В 1937 году неутомимый Нили, переизбранный в сенат, предпринял еще одну попытку организовать общенациональную атаку на рак, на этот раз вместе с сенатором Гомером Боуном и членом палаты представителей Уорреном Магнусоном. К тому времени интерес общественности к раку значительно вырос. Статьи в журналах Fortune и Time раздули искры тревоги и недовольства, и политики жаждали продемонстрировать деятельную реакцию. В июне состоялось совместное заседание сената и палаты представителей, посвященное подготовке правовой основы будущих мероприятий. После предварительных слушаний законопроект был одобрен Конгрессом и единогласно принят на совместной сессии 23 июля 1937 года. Двумя неделями позже, 5 августа, президент Рузвельт подписал Закон о создании Национального института онкологии (НИО)[57].
Согласно этому закону новое научное учреждение должно было координировать исследовательскую и просветительскую деятельность в сфере онкологии. В консультативный совет НИО вошли представители университетов и больниц[58]. В Бетесде, тихом пригороде Вашингтона, среди парков и садов вырос ультрасовременный лабораторный комплекс со сверкающими холлами и конференц-залами. Страна сплоченными рядами выступает на борьбу с раком, величайшей напастью, обрушившейся на род человеческий, ободряюще заявил сенатор Боун 3 октября 1938 года на церемонии закладки здания института[59]. Казалось, после двух десятилетий бесплодных усилий согласованные общенациональные меры против экспансии рака наконец были приняты.

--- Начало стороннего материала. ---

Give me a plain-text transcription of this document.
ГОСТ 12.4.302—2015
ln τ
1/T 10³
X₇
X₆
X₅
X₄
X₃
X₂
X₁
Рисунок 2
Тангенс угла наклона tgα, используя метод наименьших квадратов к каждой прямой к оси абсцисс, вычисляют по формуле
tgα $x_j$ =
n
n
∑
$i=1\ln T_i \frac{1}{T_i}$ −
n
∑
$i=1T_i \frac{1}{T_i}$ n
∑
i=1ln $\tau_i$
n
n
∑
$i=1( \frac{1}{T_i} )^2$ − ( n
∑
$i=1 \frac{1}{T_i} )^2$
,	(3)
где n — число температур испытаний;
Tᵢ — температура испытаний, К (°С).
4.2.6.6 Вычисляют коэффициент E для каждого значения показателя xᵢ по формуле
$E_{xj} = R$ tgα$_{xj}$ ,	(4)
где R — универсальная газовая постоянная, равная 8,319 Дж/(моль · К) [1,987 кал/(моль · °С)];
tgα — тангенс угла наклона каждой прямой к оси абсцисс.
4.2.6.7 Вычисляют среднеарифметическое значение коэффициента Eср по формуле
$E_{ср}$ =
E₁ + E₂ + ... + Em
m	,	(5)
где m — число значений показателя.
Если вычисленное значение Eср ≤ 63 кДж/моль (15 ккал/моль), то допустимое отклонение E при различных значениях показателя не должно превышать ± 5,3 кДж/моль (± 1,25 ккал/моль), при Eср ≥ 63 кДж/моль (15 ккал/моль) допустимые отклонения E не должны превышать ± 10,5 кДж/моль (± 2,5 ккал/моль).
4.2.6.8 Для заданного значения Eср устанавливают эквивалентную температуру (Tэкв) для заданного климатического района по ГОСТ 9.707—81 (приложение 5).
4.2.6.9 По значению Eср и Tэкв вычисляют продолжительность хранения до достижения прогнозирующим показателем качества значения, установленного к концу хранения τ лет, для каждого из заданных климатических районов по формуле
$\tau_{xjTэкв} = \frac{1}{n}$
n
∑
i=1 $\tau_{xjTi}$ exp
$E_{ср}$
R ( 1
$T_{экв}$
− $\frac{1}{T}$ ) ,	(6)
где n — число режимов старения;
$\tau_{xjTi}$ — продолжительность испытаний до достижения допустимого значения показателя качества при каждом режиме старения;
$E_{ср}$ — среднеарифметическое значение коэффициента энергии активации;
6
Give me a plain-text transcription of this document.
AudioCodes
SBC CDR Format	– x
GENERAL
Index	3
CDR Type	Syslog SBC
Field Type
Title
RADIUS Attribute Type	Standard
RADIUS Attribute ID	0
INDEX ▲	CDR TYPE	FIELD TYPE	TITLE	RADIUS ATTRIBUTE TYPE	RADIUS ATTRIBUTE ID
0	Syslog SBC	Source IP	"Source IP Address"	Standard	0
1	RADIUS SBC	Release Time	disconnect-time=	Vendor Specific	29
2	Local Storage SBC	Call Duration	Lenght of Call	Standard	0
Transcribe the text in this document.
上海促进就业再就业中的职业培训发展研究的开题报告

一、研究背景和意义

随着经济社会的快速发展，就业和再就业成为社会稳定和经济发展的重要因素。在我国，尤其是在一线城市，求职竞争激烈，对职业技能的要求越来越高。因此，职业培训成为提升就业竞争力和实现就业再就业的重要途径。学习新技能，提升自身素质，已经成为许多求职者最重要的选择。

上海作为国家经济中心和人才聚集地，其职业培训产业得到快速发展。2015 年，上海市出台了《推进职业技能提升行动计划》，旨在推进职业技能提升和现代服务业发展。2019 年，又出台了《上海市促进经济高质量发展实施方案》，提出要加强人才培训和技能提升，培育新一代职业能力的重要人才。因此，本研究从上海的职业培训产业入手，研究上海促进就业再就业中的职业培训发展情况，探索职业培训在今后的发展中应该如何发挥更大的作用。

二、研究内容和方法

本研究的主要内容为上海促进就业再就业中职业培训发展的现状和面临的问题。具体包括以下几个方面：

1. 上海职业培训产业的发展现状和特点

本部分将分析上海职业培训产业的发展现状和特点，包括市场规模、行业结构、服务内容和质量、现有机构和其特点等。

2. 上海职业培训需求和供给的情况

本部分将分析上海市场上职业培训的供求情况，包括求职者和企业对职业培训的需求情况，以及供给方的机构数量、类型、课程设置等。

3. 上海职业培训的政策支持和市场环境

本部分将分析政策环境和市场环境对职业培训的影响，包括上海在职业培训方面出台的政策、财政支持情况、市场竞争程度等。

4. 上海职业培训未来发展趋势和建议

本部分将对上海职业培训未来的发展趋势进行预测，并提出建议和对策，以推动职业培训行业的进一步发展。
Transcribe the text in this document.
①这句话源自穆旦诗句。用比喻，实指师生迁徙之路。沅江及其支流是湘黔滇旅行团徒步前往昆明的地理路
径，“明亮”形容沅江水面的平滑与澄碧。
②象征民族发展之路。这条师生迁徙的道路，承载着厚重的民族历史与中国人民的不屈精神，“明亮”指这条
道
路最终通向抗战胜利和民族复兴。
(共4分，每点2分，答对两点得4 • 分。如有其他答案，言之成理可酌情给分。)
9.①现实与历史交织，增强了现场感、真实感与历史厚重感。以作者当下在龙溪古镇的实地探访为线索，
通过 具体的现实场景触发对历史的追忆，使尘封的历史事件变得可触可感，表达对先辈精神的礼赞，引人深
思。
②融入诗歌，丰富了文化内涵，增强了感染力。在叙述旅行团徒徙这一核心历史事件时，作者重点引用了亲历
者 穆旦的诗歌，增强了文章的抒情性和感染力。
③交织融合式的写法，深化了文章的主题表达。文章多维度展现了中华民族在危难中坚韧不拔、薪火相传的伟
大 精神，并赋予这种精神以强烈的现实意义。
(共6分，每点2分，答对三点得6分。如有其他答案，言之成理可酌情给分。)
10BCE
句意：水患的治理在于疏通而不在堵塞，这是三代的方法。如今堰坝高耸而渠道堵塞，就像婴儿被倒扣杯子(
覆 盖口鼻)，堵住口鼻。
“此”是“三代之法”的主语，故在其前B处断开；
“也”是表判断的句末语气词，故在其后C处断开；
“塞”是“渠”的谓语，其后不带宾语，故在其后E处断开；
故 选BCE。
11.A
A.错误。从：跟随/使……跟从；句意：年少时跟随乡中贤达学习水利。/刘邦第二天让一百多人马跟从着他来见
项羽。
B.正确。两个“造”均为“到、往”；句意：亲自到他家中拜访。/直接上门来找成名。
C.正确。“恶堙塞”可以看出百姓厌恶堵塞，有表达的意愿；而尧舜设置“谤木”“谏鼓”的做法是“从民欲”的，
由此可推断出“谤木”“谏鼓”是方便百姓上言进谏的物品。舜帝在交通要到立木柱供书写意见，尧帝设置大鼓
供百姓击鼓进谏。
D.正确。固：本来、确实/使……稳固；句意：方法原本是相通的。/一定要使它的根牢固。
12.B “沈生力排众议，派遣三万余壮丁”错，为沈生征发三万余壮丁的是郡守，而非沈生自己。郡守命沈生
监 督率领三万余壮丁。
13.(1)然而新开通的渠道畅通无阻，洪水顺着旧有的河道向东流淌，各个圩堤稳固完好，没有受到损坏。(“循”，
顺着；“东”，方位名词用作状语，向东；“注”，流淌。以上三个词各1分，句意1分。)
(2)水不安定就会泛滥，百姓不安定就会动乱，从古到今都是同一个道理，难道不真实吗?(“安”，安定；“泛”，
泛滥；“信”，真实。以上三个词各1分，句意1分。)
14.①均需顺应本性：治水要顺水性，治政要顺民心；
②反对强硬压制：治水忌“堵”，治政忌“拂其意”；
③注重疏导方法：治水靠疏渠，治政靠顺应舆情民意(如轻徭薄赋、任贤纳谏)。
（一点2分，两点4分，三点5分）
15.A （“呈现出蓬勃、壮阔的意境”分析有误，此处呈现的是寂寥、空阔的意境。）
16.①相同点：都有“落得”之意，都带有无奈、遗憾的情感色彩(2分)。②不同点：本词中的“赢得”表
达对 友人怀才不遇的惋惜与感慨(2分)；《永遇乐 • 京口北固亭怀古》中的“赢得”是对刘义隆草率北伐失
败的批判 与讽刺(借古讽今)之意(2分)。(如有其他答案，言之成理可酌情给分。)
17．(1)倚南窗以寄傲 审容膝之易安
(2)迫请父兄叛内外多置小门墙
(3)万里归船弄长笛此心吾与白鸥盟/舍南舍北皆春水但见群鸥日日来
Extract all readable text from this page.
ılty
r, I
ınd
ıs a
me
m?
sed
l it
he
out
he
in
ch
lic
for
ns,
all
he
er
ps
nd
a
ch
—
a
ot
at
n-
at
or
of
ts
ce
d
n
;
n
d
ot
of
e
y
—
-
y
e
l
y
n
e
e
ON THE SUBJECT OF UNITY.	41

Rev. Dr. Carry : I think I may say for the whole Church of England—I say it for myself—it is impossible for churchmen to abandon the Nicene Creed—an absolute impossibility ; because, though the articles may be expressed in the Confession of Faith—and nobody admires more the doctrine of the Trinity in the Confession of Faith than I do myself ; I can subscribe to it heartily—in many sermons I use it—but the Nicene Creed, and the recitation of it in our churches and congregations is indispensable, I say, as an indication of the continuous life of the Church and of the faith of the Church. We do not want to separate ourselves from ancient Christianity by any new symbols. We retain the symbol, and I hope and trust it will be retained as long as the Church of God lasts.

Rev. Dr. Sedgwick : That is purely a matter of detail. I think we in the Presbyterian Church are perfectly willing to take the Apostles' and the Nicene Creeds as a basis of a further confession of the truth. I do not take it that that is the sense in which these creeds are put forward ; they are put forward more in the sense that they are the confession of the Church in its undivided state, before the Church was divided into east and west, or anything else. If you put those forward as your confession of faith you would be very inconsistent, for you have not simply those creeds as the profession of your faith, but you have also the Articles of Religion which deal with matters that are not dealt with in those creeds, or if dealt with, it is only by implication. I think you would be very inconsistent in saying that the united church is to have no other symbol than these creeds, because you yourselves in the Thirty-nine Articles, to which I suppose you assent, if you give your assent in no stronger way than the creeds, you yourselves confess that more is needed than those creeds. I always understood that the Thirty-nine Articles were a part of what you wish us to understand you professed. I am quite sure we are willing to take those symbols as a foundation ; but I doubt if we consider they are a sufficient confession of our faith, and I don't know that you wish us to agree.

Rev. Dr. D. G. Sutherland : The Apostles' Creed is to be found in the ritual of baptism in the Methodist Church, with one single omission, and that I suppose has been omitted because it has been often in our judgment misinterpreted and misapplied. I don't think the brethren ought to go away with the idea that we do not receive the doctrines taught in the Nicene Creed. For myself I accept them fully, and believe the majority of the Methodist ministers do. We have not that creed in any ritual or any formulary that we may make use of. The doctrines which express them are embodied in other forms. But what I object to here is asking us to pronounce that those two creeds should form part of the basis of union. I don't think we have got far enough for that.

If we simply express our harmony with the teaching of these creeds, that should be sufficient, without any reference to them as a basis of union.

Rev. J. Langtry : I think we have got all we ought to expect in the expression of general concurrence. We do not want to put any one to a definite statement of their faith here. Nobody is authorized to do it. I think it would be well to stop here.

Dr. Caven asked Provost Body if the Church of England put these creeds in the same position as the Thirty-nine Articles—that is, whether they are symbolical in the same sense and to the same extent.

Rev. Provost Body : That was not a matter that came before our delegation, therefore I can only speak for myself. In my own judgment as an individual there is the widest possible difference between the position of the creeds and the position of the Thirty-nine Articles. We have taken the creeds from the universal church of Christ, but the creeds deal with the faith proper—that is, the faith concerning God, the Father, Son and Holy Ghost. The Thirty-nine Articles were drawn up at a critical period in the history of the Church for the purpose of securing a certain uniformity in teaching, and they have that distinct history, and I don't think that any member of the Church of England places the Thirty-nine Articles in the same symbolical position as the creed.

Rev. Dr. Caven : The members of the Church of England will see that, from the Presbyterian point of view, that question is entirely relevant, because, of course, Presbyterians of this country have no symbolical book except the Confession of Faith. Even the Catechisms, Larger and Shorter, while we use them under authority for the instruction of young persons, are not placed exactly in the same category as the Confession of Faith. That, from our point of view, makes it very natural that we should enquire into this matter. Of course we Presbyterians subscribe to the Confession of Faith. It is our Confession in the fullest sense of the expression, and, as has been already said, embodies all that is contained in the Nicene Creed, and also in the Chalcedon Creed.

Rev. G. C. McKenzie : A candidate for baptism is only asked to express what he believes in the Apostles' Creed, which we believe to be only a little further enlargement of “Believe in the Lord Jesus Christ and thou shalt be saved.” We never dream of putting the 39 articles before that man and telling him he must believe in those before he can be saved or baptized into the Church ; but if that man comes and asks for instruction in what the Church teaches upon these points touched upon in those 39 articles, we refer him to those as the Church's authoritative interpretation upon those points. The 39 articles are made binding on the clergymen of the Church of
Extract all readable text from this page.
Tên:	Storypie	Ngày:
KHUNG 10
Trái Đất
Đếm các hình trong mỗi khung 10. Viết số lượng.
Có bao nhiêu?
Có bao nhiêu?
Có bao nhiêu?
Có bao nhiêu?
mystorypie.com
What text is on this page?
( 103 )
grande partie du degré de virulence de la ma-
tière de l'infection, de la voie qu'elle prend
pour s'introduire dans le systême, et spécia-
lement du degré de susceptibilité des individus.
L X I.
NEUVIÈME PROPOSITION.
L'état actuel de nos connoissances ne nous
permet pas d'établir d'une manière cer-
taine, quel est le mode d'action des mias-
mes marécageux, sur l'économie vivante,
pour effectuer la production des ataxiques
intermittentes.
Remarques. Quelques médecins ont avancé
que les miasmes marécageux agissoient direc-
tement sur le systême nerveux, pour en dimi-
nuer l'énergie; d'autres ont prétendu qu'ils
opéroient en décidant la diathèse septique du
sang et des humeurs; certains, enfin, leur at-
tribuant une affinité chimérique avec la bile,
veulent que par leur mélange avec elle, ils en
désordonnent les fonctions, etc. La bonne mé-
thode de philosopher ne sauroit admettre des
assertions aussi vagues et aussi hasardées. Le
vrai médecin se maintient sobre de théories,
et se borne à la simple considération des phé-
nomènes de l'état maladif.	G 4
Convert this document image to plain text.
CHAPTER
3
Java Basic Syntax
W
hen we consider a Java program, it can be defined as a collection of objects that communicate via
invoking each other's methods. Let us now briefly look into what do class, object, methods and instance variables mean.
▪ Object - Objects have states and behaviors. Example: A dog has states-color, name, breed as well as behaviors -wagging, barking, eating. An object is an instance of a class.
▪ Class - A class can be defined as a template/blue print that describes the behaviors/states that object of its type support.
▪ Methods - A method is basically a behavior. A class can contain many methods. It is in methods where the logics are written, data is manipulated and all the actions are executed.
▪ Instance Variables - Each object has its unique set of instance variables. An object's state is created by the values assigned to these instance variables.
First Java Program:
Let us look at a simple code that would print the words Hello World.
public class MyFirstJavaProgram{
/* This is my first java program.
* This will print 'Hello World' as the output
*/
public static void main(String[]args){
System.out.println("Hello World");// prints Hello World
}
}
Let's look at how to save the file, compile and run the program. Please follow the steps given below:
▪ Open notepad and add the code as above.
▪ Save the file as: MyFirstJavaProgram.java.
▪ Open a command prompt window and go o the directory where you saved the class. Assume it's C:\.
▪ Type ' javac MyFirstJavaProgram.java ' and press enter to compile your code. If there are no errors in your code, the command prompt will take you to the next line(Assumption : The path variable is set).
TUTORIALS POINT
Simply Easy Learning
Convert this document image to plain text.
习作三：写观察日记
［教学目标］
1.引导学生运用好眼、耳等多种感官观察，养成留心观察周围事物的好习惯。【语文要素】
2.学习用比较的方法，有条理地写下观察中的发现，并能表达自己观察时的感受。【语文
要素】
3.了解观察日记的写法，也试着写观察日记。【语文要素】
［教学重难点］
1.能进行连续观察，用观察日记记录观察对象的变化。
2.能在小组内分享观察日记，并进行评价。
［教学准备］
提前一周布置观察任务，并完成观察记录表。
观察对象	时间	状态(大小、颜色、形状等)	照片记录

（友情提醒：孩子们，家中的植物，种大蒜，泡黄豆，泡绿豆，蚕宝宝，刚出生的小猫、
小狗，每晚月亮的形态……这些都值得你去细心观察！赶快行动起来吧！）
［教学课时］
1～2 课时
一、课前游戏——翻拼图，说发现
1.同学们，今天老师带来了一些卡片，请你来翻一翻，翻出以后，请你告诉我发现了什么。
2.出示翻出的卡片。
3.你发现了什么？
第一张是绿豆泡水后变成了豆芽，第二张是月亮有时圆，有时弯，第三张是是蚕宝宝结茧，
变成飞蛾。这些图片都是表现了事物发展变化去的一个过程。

Это был смелый и решительный шаг в нужном направлении, но время для него оказалось не самым удачным. В начале зимы 1938 года, через несколько месяцев после строительства кампуса НИО, сражение с раком отступило на второй план, вытесненное потрясениями войны совсем иного рода. В ноябре отряды нацистов устроили по всей Германии широкомасштабные еврейские погромы и отправили тысячи людей в концентрационные лагеря. К концу зимы в Азии и Европе начались локальные военные столкновения. В 1939 году из этих искр разгорелся пожар Второй мировой войны, а в декабре 1941-го в глобальный конфликт втянулась и Америка.
Война вынуждала резко менять приоритеты. Больницу для гражданских моряков в Балтиморе, которую НИО надеялся переоборудовать под клинический онкоцентр, спешно преобразовали в военный госпиталь[60]. Финансирование научных исследований приостановили, а средства направляли на проекты, имевшие прямое отношение к войне. Ученые, лоббисты и врачи исчезли из фокуса общественного внимания практически умолкли, как вспоминал потом один исследователь[61]. Об их достижениях обычно узнавали из кратких резюме в некрологах.
С таким же успехом некролог можно было писать и Национальному институту онкологии. Обещанное Конгрессом финансирование программного ответа раку в реальные деньги так и не превратилось, и НИО томился в забвении. Оборудованные по последнему слову техники сверкающие корпуса превратились в наукоград-призрак. Один ученый шутливо охарактеризовал его так: Славное тихое местечко за городом. В те дни <> приятно было дремать на солнышке у громадных окон[62].